The strength of this study is the number of participating anaesthetists, which could reflect the real conditions regarding the factors assessed. However, its downside is the low representation of non-capital cities in the analysis. Although validated tools were not used for determining work satisfaction, it is expected that the questions asked will reflect this variable at least in a preliminary way.
Conclusions
Evidence was collected about a population of anaesthetists who practice mainly in capital cities because of financial reasons and standard of living. Although there is evidence of a growing number of anaesthetists trained abroad, most of them have a basic level of proficiency in the foreign language, this being quite notorious as relates to English, the main language for publication in medical science.

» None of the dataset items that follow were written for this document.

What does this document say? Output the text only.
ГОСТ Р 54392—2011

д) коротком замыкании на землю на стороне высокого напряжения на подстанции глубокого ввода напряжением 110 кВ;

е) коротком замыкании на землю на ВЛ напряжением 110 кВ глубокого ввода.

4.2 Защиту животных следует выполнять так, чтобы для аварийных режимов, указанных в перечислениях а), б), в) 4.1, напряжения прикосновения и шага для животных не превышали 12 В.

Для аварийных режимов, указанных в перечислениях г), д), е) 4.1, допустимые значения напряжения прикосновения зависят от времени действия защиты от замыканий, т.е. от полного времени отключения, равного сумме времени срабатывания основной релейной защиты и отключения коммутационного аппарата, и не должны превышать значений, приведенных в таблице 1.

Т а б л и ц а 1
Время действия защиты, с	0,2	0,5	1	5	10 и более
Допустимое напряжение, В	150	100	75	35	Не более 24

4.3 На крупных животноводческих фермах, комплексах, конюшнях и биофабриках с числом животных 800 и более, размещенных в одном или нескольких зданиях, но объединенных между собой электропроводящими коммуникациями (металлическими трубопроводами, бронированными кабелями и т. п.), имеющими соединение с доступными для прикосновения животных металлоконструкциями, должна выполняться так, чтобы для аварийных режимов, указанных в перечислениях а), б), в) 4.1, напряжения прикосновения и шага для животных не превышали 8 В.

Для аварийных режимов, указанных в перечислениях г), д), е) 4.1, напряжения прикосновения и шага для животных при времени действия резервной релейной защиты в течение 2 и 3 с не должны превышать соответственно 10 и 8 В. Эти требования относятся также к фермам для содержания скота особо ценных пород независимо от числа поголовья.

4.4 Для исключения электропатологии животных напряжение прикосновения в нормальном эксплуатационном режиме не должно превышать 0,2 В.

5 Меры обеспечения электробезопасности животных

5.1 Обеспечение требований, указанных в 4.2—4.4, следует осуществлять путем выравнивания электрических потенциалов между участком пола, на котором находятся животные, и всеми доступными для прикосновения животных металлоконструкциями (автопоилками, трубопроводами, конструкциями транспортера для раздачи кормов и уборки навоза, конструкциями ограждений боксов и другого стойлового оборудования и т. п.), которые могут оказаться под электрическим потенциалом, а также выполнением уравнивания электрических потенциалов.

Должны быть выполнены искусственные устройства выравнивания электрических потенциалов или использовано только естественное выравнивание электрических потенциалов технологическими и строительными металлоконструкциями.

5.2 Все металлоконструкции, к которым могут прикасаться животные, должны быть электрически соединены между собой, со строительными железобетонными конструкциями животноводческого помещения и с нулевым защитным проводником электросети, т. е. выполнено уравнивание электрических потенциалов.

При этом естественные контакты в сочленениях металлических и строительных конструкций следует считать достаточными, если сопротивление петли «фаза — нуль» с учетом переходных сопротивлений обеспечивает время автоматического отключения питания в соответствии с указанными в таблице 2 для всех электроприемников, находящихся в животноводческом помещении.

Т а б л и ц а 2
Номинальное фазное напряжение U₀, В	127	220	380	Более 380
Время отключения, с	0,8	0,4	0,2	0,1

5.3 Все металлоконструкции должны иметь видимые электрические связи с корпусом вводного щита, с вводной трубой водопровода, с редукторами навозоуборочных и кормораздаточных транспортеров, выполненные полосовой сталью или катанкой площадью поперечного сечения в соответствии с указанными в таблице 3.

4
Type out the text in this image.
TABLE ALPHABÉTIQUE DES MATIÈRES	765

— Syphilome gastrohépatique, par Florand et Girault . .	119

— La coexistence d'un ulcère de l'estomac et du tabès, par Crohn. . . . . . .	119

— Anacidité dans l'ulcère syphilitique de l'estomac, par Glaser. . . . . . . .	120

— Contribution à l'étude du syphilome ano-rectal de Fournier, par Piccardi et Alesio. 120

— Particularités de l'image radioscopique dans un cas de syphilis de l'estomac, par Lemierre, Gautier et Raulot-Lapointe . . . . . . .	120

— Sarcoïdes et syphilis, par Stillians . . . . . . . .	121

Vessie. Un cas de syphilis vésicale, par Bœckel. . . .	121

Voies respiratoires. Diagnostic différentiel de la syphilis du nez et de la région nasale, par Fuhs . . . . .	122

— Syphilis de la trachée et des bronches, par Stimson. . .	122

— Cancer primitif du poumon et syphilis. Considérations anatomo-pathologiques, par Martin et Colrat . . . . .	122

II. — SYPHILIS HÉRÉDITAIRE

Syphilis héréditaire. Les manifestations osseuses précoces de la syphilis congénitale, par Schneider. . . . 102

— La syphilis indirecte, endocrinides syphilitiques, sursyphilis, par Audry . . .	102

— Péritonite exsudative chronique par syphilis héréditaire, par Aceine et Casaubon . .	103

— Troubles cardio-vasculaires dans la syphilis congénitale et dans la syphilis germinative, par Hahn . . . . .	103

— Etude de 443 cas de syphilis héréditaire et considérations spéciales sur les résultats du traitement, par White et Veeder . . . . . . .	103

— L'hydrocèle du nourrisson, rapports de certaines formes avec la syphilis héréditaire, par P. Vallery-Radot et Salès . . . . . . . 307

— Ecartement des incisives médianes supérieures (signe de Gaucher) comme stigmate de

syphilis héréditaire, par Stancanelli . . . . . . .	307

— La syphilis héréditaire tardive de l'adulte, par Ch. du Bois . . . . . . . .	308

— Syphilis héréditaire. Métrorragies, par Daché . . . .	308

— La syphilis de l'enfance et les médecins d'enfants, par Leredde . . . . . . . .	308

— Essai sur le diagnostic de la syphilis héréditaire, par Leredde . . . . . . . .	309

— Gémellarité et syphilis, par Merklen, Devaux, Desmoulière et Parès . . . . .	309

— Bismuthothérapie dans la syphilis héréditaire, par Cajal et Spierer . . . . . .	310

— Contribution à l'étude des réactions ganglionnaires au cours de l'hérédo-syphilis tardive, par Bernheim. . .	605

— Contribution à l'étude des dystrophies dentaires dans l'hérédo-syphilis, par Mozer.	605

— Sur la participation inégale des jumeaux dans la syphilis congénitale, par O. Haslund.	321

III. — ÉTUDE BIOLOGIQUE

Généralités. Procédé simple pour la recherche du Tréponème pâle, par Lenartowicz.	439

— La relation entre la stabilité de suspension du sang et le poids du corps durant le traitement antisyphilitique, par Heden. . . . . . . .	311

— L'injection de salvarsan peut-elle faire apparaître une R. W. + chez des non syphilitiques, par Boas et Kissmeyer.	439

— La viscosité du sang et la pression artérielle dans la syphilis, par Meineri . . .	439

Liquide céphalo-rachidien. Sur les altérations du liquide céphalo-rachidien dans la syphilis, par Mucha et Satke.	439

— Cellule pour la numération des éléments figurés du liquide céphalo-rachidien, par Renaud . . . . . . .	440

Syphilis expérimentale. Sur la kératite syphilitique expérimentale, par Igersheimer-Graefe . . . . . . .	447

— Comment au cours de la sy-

Work overload was identified among anaesthetists, with a significant or high risk of burnout. However, the reason for work overload might be the need for higher income for which a price is paid in terms of individual health. This is also related with the fact that although the majority of the anaesthetists were highly satisfied with the practice of their specialty, their level of satisfaction with hiring and compensation systems was low.
If the health needs of the population are to be met, healthcare human resources must be afforded optimal working conditions. These results deserve in-depth analysis and require a reflection on the situation of anaesthetists in order to take the relevant steps to improve the wellbeing and quality of life of Colombian anaesthetists.
Ethical responsibility
Protection of human beings and animals. The authors declare that no human or animal experiments were performed as part of this research.
Data confidentiality. The authors declare that the protocols of their place of work regarding patient data disclosure have been followed.
Right to privacy and informed consent. The authors declare that this article does not contain information that may allow identification of the participants.